Set in 1906, an era Volk deftly captures of a changing (now largely gone) London, with the language, the dress, the rituals and customs (especially in the shops and pubs) vividly captured and brought to life.  The social mores, the confusion of young Fred, the overbearing nature of both the police (as typified by Sykes) and the harsher still priests and nuns, create an atmosphere that points to something awful happening.  And when that something happens it's shocking, with the fall-out of Fred’s action causing huge repercussions for everyone (especially his parents) apart from, it seems, himself, though perhaps this is addressed in the moving coda.

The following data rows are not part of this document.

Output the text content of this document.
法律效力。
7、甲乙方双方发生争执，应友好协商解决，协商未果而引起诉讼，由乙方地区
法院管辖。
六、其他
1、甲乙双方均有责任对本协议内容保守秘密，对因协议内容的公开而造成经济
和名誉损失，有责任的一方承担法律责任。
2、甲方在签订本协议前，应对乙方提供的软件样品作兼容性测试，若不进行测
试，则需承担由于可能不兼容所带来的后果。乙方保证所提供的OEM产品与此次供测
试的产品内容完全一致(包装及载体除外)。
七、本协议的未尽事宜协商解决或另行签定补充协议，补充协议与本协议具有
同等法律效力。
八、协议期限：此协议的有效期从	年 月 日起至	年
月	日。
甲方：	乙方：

The characterisation, always difficult when dealing with real people, is something Volk does especially well (his version of Peter Cushing in “Whitstable” was a culmination of both everything you wanted him to be and everything he came across as in interviews) and here is no exception. Fred is a little boy, at once an innocent and a manipulator, at odds with his contemporaries and his parents and scared of people he sees from his bedroom window, being adults in the night and acting in ways he doesn’t - and shouldn’t - understand.  His parents often seem as confused but as the book gets darker they reveal heretofore hidden depths of love and understanding, which make the emotional impact all that much stronger.  The villain of the piece, the unpleasant, perhaps sadistic, sleazy policeman Sergeant Stanley Sykes is a real monster, at once dedicated to upholding the law whilst at the same time making sure that he picks up his own little perks.

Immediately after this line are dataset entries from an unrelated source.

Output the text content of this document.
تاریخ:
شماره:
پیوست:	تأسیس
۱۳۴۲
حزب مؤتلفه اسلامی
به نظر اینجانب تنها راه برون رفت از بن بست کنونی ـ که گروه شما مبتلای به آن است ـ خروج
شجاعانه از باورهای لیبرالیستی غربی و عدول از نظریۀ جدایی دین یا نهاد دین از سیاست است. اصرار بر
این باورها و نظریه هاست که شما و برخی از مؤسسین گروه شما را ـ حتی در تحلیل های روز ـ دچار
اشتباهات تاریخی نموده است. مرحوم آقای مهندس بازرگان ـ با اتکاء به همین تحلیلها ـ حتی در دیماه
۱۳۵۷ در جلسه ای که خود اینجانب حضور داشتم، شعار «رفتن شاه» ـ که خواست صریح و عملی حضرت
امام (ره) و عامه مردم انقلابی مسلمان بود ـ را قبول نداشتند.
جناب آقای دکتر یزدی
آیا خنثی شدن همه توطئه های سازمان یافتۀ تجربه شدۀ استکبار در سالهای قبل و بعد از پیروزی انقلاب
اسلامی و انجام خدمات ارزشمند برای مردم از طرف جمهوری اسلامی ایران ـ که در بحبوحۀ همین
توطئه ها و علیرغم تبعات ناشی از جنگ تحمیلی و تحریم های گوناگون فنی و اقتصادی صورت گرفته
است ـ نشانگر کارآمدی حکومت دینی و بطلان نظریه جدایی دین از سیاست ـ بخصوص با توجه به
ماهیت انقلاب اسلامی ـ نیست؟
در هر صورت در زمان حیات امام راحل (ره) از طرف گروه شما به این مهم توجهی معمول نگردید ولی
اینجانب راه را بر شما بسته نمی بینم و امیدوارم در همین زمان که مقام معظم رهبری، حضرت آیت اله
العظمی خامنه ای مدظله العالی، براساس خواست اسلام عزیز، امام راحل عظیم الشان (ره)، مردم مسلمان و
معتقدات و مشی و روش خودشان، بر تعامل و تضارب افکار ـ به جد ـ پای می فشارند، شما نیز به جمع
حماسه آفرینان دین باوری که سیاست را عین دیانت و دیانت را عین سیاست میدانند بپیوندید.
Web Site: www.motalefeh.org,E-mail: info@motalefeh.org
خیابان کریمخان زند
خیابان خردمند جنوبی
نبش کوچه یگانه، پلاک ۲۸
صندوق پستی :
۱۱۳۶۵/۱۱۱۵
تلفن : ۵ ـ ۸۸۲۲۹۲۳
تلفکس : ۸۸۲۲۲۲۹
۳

As a Hitchcock fan, I loved finding the allusions to his later career - the poorly Mother, coddling her son; the concept of “the girl with the yellow hair”; the voyeurism of late night windows and Olga with her parents; the body in the bag of potatoes; the stuffed bird in Father Mullins office and I’m sure there were many more - but none of them felt shoehorned it, they had a place in the fabric of the story and they contributed to the weight of the tale.  And it is a weighty tale, sometimes innocent and charming, often darker and grittier, but never once putting a foot wrong.

Superbly written, atmospheric and tense, this is perfectly structured and never less than gripping.  A wonderful read and a worthy successor to the powerful “Whitstable”, I look forward to whichever master of British cinema Mr Volk chooses to write about next.  Very highly recommended.